Related studies have shown that genes such as transport inhibitor response 1, gibberellin receptor GID1, transcription factor TGA, abscisic acid receptor PYL family and xyloglucan: xyloglucosyl transferase TCH4 can enhance plant stress resistance69,70. In addition, the auxin response factor is involved in auxin signaling pathways to regulate tissue differentiation71. The regulation of hormone signaling pathways is crucial for the development of plant root72. When treated with UTE, the expression of genes related to PYL decreased, the expression of PP2C (protein phosphatase 2 C) was suppressed, and the genes associated with SnRK2 (threonine-protein kinase SRK2) were further activated. This disruption directly affected the normal functioning of the ABA (abscisic acid) signaling pathway, leading to impeded root growth73.
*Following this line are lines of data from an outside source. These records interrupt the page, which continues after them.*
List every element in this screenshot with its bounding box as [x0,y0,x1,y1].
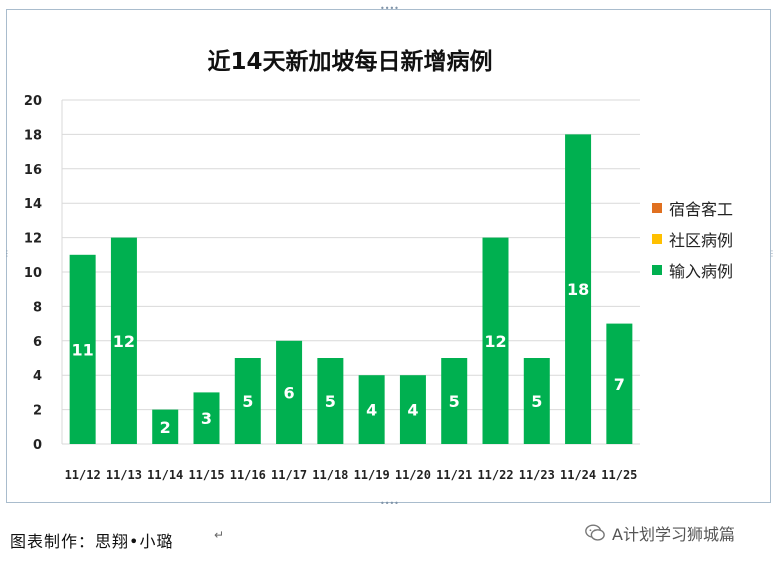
y-tick-label: 2 [33,404,42,419]
data-label: 4 [366,401,377,420]
bar [523,358,550,444]
bar [606,323,633,444]
x-tick-label: 11/20 [395,468,431,482]
y-tick-label: 18 [24,128,42,143]
y-tick-label: 10 [24,266,42,281]
watermark-text: A计划学习狮城篇 [612,525,735,544]
resize-handle-bottom[interactable]: •••• [380,499,399,508]
bar [110,237,137,444]
legend-item-dorm-workers: 宿舍客工 [652,192,733,223]
x-tick-label: 11/24 [560,468,596,482]
y-tick-label: 4 [33,369,42,384]
footer-credit: 图表制作：思翔•小璐 [10,532,174,551]
bar [565,134,592,444]
resize-handle-top[interactable]: •••• [380,4,399,13]
bar [358,375,385,444]
x-tick-label: 11/17 [271,468,307,482]
bar [234,358,261,444]
legend-swatch-community [652,233,662,244]
bar [399,375,426,444]
bar [441,358,468,444]
legend-item-community: 社区病例 [652,223,733,254]
data-label: 5 [242,392,253,411]
data-label: 5 [325,392,336,411]
x-tick-label: 11/15 [188,468,224,482]
y-tick-label: 0 [33,438,42,453]
data-label: 6 [284,383,295,402]
data-label: 4 [407,401,418,420]
data-label: 2 [160,418,171,437]
legend-swatch-imported [652,264,662,275]
data-label: 3 [201,409,212,428]
bar [152,409,179,444]
data-label: 12 [113,332,135,351]
bar [69,254,96,444]
chart-title: 近14天新加坡每日新增病例 [207,49,493,75]
resize-handle-right[interactable]: ⋮ [768,249,776,258]
y-tick-label: 12 [24,232,42,247]
x-tick-label: 11/22 [477,468,513,482]
data-label: 11 [72,340,94,359]
x-tick-label: 11/19 [354,468,390,482]
resize-handle-left[interactable]: ⋮ [3,249,11,258]
y-tick-label: 20 [24,94,42,109]
y-tick-label: 14 [24,197,42,212]
watermark: A计划学习狮城篇 [584,521,735,545]
legend-item-imported: 输入病例 [652,254,733,285]
data-label: 12 [484,332,506,351]
x-tick-label: 11/13 [106,468,142,482]
data-label: 5 [531,392,542,411]
y-tick-label: 6 [33,335,42,350]
legend-label-community: 社区病例 [669,230,734,250]
paragraph-mark-icon: ↵ [214,528,225,542]
bar [276,340,303,444]
legend-swatch-dorm-workers [652,202,662,213]
legend-label-imported: 输入病例 [669,261,734,281]
y-tick-label: 16 [24,163,42,178]
wechat-icon [585,524,605,541]
x-tick-label: 11/18 [312,468,348,482]
x-tick-label: 11/23 [519,468,555,482]
data-label: 7 [614,375,625,394]
legend-label-dorm-workers: 宿舍客工 [669,199,734,219]
x-tick-label: 11/25 [601,468,637,482]
x-tick-label: 11/12 [65,468,101,482]
x-tick-label: 11/16 [230,468,266,482]
y-tick-label: 8 [33,300,42,315]
bar [317,358,344,444]
data-label: 18 [567,280,589,299]
legend: 宿舍客工 社区病例 输入病例 [652,192,733,285]
data-label: 5 [449,392,460,411]
bar [482,237,509,444]
bar [193,392,220,444]
x-tick-label: 11/21 [436,468,472,482]
x-tick-label: 11/14 [147,468,183,482]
Thus, owing to the geographical and climatic characteristics of tea plant distribution in southwest China, the effects of uncomposted and composted tea plant branches on seed germination and seedling growth were evaluated using aqueous extracts. The relatively high experimental concentrations used in this study were selected to meet specific scientific objectives, allowing for the exploration of chemical interactions and enhanced understanding of bioactive compounds under controlled conditions. However, it is acknowledged that these concentrations may not fully represent natural exposure levels due to factors such as soil dilution, microbial interactions, and degradation processes. Therefore, future research should emphasize comprehensive field studies to investigate the presence and roles of these compounds in natural environments. This approach would yield a more accurate and realistic understanding, addressing current limitations and deepening insights into the mechanisms of action of these compounds within ecosystems.

Conclusions

In this study, the effects of uncomposted and composted tea plant branches on seed germination and seedling growth of B. napus L. were analyzed by physiology, transcriptomics and metabolomics. The results demonstrated that the phenols chemicals (tea polyphenols and catechins) and alkaloid (caffeine) in CT were reduced by over 84.56–9.57% compared to UT. The CT aqueous solution promoted seed germination and seedling growth, while the UT solution had the opposite effect, likely due to disruption of the plant hormonal balance and antioxidant system. Comprehensive transcriptomic and metabolomic analyses revealed that the primary pathways affected were phenylpropanoid biosynthesis, plant hormone signal transduction, and MAPK signal pathway. Therefore, in situ aerobic composting is a plant- friendly method for converting tea plant pruning branches into organic fertilizer.

Abbreviations:

UT, Uncomposted tea plants; CT, Composted tea plants; UTE, Uncomposted extracts of tea plants; CTE; Composted extracts of tea plants; N, Nitrogen; P, Phosphorus; K, Potassium; HA, Humic Acid; EGC, Epigallocatechin; EGCG, Epigallocatechin gallate; CG, Catechin gallate; GC, Gallocatechin; TP, Tea Polyphenol; GR, Germination rate; GI, Germination index; NR, Nitrate reductase; SOD, Superoxide dismutase; POD, Peroxidase; CAT, Catalase; MDA, Malondialdehyde; ABA, Abscisic acid; SA, Salicylic acid; JA, Jasmonic acid; IAA, Indole acetic acid; DEGs, Differentially expressed genes; DAMs, Differentially accumulated metabolites.